The data also showed that the death toll from September to December 2003 reached 4.7 million.
This means that the death toll has now decreased by 54 percent to 550,000 per month from 1.2 million per month in the 2003 period.
The data also recorded that the outbreak has spread to 80 districts in 11 provinces throughout the country -- Banten, Jakarta, West, Central and East Java, Yogyakarta, Bali, Lampung, Central, South and West Kalimantan.
In an effort to control the outbreak, the government has cooperated with the Food and Agriculture Organization (FAO) to establish a Technical Cooperation Program (TCP), under which Indonesia receives a US$390,000 grant.
The grant comes in many forms, including supplies of materials, such as masks and gloves, laboratory and farm equipment and computers, as well as transportation fees for experts.

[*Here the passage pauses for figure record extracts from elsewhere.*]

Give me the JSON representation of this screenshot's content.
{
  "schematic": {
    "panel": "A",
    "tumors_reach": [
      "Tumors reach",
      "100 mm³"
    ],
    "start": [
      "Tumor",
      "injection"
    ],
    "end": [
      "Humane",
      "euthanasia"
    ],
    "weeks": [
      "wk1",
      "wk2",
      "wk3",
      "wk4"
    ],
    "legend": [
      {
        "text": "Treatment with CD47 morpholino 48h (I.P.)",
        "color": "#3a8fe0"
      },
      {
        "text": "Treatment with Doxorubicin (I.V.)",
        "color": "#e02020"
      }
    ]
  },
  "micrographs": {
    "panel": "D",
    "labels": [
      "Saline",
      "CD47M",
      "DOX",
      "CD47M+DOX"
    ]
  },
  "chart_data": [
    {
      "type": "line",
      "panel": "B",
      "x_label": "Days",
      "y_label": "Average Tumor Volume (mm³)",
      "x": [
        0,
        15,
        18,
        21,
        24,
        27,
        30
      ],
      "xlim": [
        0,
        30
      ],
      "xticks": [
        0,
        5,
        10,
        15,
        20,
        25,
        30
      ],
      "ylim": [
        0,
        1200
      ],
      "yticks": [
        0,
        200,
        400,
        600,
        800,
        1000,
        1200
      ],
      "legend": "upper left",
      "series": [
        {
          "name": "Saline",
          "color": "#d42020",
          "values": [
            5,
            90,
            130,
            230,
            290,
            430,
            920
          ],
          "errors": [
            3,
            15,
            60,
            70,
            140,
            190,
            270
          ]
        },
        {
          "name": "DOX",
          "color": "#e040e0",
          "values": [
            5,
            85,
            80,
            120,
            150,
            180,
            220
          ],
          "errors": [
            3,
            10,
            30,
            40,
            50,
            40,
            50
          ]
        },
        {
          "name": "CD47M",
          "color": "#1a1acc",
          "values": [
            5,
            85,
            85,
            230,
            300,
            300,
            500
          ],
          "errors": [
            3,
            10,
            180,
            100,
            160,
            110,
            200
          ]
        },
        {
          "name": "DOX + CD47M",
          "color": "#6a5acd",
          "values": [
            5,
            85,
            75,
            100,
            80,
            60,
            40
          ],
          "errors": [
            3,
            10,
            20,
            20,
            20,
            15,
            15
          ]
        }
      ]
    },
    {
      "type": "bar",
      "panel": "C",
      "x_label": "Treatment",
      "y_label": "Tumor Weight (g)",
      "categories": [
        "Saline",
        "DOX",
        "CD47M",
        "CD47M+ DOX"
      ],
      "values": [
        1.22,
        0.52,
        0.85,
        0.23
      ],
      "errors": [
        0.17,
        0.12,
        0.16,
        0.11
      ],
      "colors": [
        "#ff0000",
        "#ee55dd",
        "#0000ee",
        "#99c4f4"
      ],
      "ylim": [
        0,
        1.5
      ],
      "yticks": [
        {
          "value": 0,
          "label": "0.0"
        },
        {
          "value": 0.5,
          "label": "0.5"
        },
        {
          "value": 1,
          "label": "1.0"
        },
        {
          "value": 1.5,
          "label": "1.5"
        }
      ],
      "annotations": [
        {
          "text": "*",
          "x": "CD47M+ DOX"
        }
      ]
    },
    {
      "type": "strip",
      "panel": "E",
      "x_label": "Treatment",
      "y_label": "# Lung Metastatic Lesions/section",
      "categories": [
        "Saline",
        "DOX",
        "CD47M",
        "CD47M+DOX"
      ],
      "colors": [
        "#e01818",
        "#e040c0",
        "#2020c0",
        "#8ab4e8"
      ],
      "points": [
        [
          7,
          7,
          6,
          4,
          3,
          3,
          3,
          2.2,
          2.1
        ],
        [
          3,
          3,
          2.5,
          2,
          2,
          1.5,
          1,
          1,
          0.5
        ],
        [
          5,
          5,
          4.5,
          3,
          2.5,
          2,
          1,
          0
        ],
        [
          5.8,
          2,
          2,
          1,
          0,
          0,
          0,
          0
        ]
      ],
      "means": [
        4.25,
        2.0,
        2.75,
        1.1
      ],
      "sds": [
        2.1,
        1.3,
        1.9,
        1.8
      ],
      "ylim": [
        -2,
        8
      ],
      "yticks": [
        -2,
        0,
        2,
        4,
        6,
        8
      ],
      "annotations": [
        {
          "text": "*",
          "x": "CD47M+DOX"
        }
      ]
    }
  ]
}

FAO Representative in Indonesia Tsukasa Kimoto was optimistic that the grant would help Indonesia curb the outbreak within the next six months.
"We're hoping to control the disease within six months (with) the emergency assistance," Kimoto told the media.
He added that there would be a meeting later to discuss the possibility of getting more aid money from other countries such as the Netherlands, the United States, Australia, Japan, Germany and the European Union.
"(The planned meeting) has not been finalized...however, there's some indication that the amount (of the assistance) will probably be around US$ 2 million," he said.
As another measure to control the outbreak, the government also provides vaccines made by three local producers: Center for Biological Products (Pusvetma) in Surabaya, PT Vaksindo Satwa Nusantara in Bogor, West Java, and PT Medion in Bandung.
Ministry of Agriculture's Director General of Livestocks Services Sofyan Sudrajat said that the government had distributed five million doses of the local vaccine to 10 provinces at no cost.
However, considering that 120 million doses per month had to be available during the next six months, and that the local producers did not have the capacity to meet the requirement, the government allowed last month the importation of vaccines for bird flu, also known as avian influenza, from China and appointed state-owned pharmaceutical firm PT Biofarma as the importer.
Sofyan said that the vaccines had already been tested and proven safe by the Directorate General of Livestock Services.
"They have been released and are ready to be put on the market," he said.
The government has allocated Rp 215 billion (US$25.6 million) in compensation for small farmers whose poultry has been destroyed as part of a mass-culling program.
However, none of that amount has been distributed to the farmers yet as the government "is still in the process of determining who is going to receive the money and how much they will receive."